Find Minimum in Rotated Sorted Array

Problem Statement

You are given an array of length n which was originally sorted in ascending order. It has now been rotated between 1 and n times. For example, the array nums = [1,2,3,4,5,6] might become:

• [3,4,5,6,1,2] if it was rotated 4 times.
• [1,2,3,4,5,6] if it was rotated 6 times.

Notice that rotating the array 4 times moves the last four elements of the array to the beginning. Rotating the array 6 times produces the original array.

Assuming all elements in the rotated sorted array nums are unique, return the minimum element of this array.

A solution that runs in O(n) time is trivial, can you write an algorithm that runs in O(log n) time?

Example 1:

Input: nums = [3,4,5,6,1,2]

Output: 1

Example 2:

Input: nums = [4,5,0,1,2,3]

Output: 0

Example 3:

Input: nums = [4,5,6,7]

Output: 4

Constraints:

• 1 <= nums.length <= 1000
• -1000 <= nums[i] <= 1000

You should aim for a solution with O(logn) time and O(1) space, where n is the size of the input array.

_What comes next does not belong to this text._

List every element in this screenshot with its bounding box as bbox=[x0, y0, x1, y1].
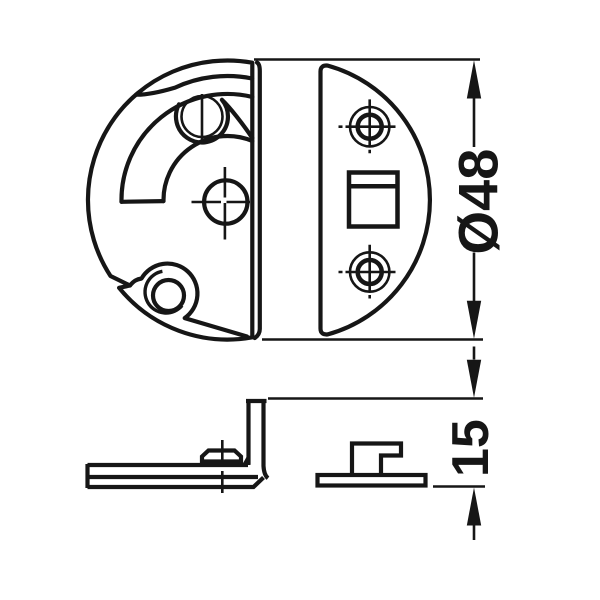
svg-text:Ø48: Ø48 bbox=[447, 149, 510, 255]
svg-text:15: 15 bbox=[442, 419, 500, 477]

Recommended Time and Space Complexity

You should aim for a solution with O(log n) time and O(1) space, where n is the size of the input array.

Hint 1

A brute force solution would be to do a linear search on the array to find the minimum element. This would be an O(n) solution. Can you think of a better way? Maybe an efficient searching algorithm is helpful.

Hint 2

Given that the array is rotated after sorting, elements from the right end are moved to the left end one by one. This creates two parts of a sorted array, separated by a deflection point caused by the rotation. For example, consider the array [3, 4, 1, 2]. Here, the array is rotated twice, resulting in two sorted segments: [3, 4] and [1, 2]. And the minimum element will be the first element of the right segment. Can you do a binary search to find this cut?

Hint 3

We perform a binary search on the array with pointers l and r, which belong to two different sorted segments. For example, in [3, 4, 5, 6, 1, 2, 3], l = 0, r = 6, and mid = 3. At least two of l, mid, and r will always be in the same sorted segment. Can you find conditions to eliminate one half and continue the binary search? Perhaps analyzing all possible conditions for l, mid, and r would help.

Hint 4

There will be two conditions where l and mid will be in left sorted segment or mid and r will be in right sorted segement. If l and mid in sorted segement, then nums[l] < nums[mid] and the minimum element will be in the right part. If mid and r in sorted segment, then nums[m] < nums[r] and the minimum element will be in the left part. After the binary search we end up finding the minimum element.

Solution

Brute Force

def find_min(nums: List[int]) -> int:
    return min(nums)

Time complexity: O(n) Space complexity: O(1)

Binary Search

def find_min(nums: List[int]) -> int:
    res = nums[0]
    left, right = 0, len(nums) - 1

    while left <= right:
        if nums[left] < nums[right]:
            res = min(res, nums[left])
            break

        mid = (left + right) // 2
        res = min(res, nums[mid])
        if nums[mid] >= nums[left]:
            left = mid + 1
        else:
            right = mid - 1
    return res

Time complexity: O(log n) Space complexity: O(1)

Binary Search (Lower Bound)

def find_min(nums: List[int]) -> int:
    left, right = 0, len(nums) - 1
    while left < right:
        mid = left + (right - left) // 2
        if nums[mid] < nums[right]:
            right = mid
        else:
            left = mid + 1
    return nums[left]

Time complexity: O(log n) Space complexity: O(1)